Oder im Angriff? Dort kämpfen um die Plätze: Simone Zaza, Stürmer Nummer vier von Juventus Turin, Graziano Pellé, Fahrensmann aus Southampton, Ciro Immobile, durchgefallen bei Borussia Dortmund und Sevilla, sowie Eder, eingebürgerter Brasilianer mit einem Tor seit Januar.
«Wir wecken keine Erwartungen, also können wir überraschen!»
Gianluigi Buffon, Torwartlegende
«Mir ist bewusst, dass uns ein Turnier mit vielen Schwierigkeiten erwartet», sagte Conte nach dem Finnland-Spiel. «Aber auch, dass ich eine Gruppe habe, die bereit ist zu kämpfen und alles für dieses Hemd zu geben.»
Am Schweiss dürfte es tatsächlich nicht scheitern, ebensowenig an taktischer Klasse: Für beides steht Conte, der seinen Ex-Club Juventus so zwischen 2011 und 2014 aus dem Mittelmass zu drei Meisterschaften in Folge trieb. Auch wenn seine Turiner Elf erst unter Nachfolger Allegri auch international reüssierte – beim Trainer ist Italien diesmal eher überdurchschnittlich besetzt. Nicht umsonst darf Conte im Sommer bei Chelsea anfangen.
Der ewige Buffon und die «Turniermannschaft»
Weitere Pluspunkte sind Torwartlegende Gianluigi Buffon und seine eingespielten Juventus-Kollegen Andrea Barzagli, Leonardo Bonucci und Giorgio Chiellini in der Abwehrkette. Auch die Aussenverteidigerposten für Contes bevorzugtes 3-5-2-System sind ordentlich besetzt.
Und dann gibt es natürlich noch den italienischen Mythos von der Turniermannschaft. Nach zwei Vorrunden-Abgängen bei den letzten beiden Weltmeisterschaften ist er inzwischen allerdings etwas überstrapaziert. Vielleicht liegt es auch daran, dass Buffon das Thema diesmal leicht variiert: «Wir wecken keine Erwartungen, also können wir überraschen», sagte er.

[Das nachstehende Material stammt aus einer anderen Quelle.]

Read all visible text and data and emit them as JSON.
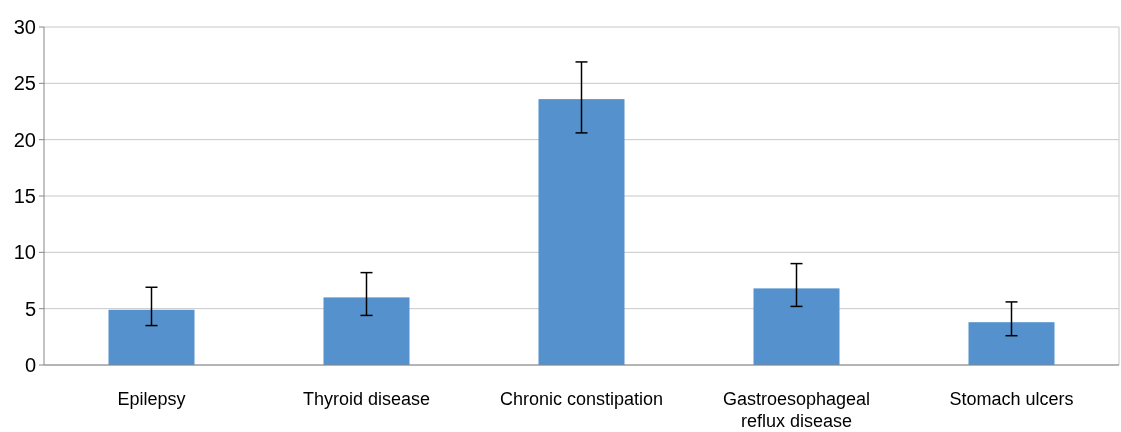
{
  "chart_data": {
    "type": "bar",
    "categories": [
      "Epilepsy",
      "Thyroid disease",
      "Chronic constipation",
      "Gastroesophageal reflux disease",
      "Stomach ulcers"
    ],
    "values": [
      4.9,
      6.0,
      23.6,
      6.8,
      3.8
    ],
    "errors": [
      [
        3.5,
        6.9
      ],
      [
        4.4,
        8.2
      ],
      [
        20.6,
        26.9
      ],
      [
        5.2,
        9.0
      ],
      [
        2.6,
        5.6
      ]
    ],
    "color": "#5592cd",
    "ylim": [
      0,
      30
    ],
    "yticks": [
      0,
      5,
      10,
      15,
      20,
      25,
      30
    ],
    "grid": "y"
  }
}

Italien: das Leicester der EM?
Die Medien halten es ähnlich und überbieten sich auf der Suche nach geeigneten Vorbildern seit Wochen mit Aussenseitermythen. Atlético Madrid ist populär, der Stein in den Schuhen des internationalen Geldadels, der ja vielleicht nicht zufällig einen italienisch inspirierten Fussball spielt. Oder noch besser: Leicester City, der Sensationsmeister aus England, der ja mit Claudio Ranieri auch einen italienischen Trainer hat. In Verona konfrontierte der Field Reporter der Rai den Trainer Conte gar mit Muhammad Ali und dessen berühmtem «Impossible is nothing».

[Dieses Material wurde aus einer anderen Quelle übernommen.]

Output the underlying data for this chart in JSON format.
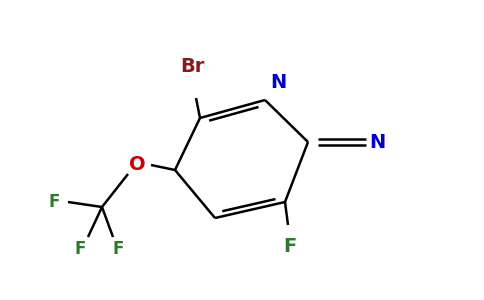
{
  "bg_color": "#ffffff",
  "ring_color": "#000000",
  "br_color": "#8b1a1a",
  "n_color": "#0000cc",
  "o_color": "#cc0000",
  "f_color": "#2d7a2d",
  "label_br": "Br",
  "label_n": "N",
  "label_o": "O",
  "label_f_cf3": "F",
  "label_f_ring": "F",
  "label_cn_n": "N",
  "figsize": [
    4.84,
    3.0
  ],
  "dpi": 100
}
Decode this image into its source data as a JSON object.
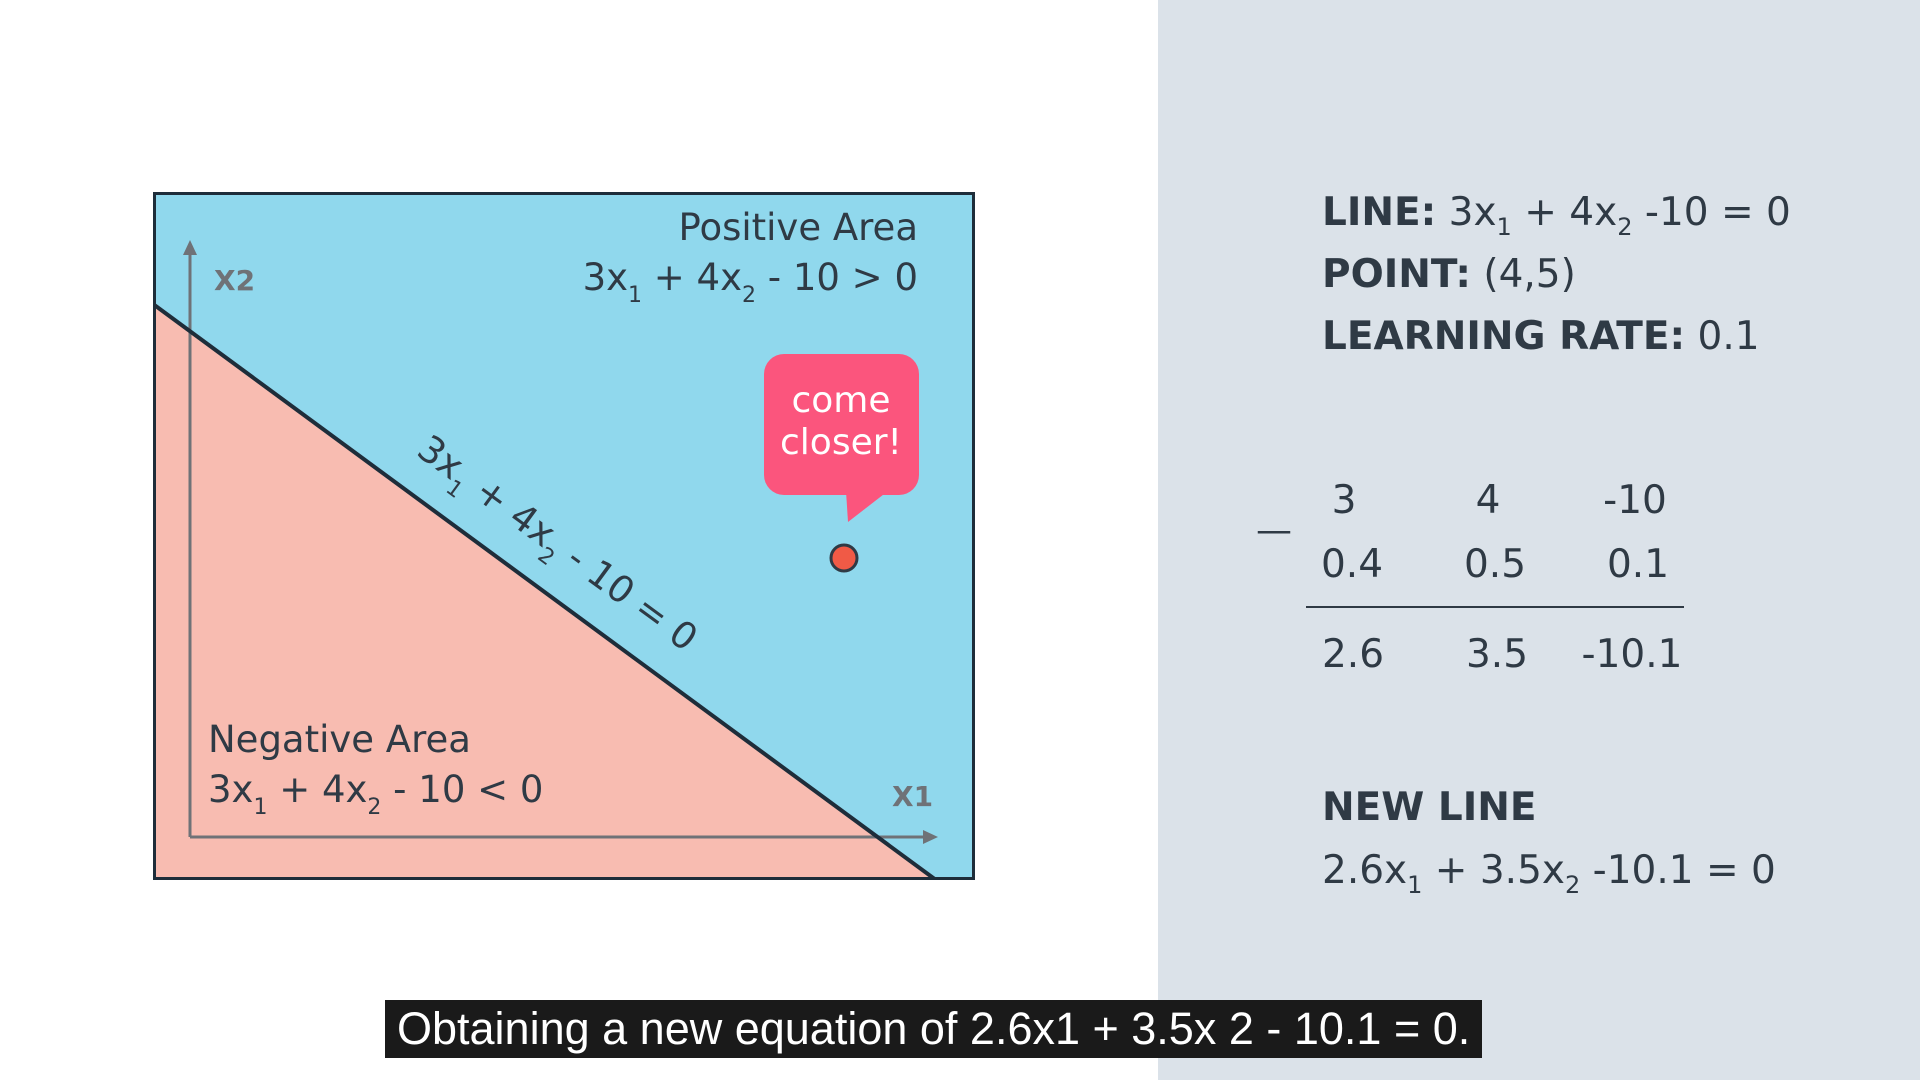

Nein, unmöglich ist nichts. Sogar einen Nachfolger für Conte hat der italienische Verband nach monatelanger Suche und etlichen Absagen gefunden. Am Dienstagabend wurde er offiziell verkündet: Giampiero Ventura, 68 Jahre alt. Kein grosser Name, keiner für Chelsea. Einer für Pisa, Bari und die AC Turin, wo er zuletzt arbeitete. Einer, der gut passt zur italienischen Nationalmannschaft des Jahres 2016.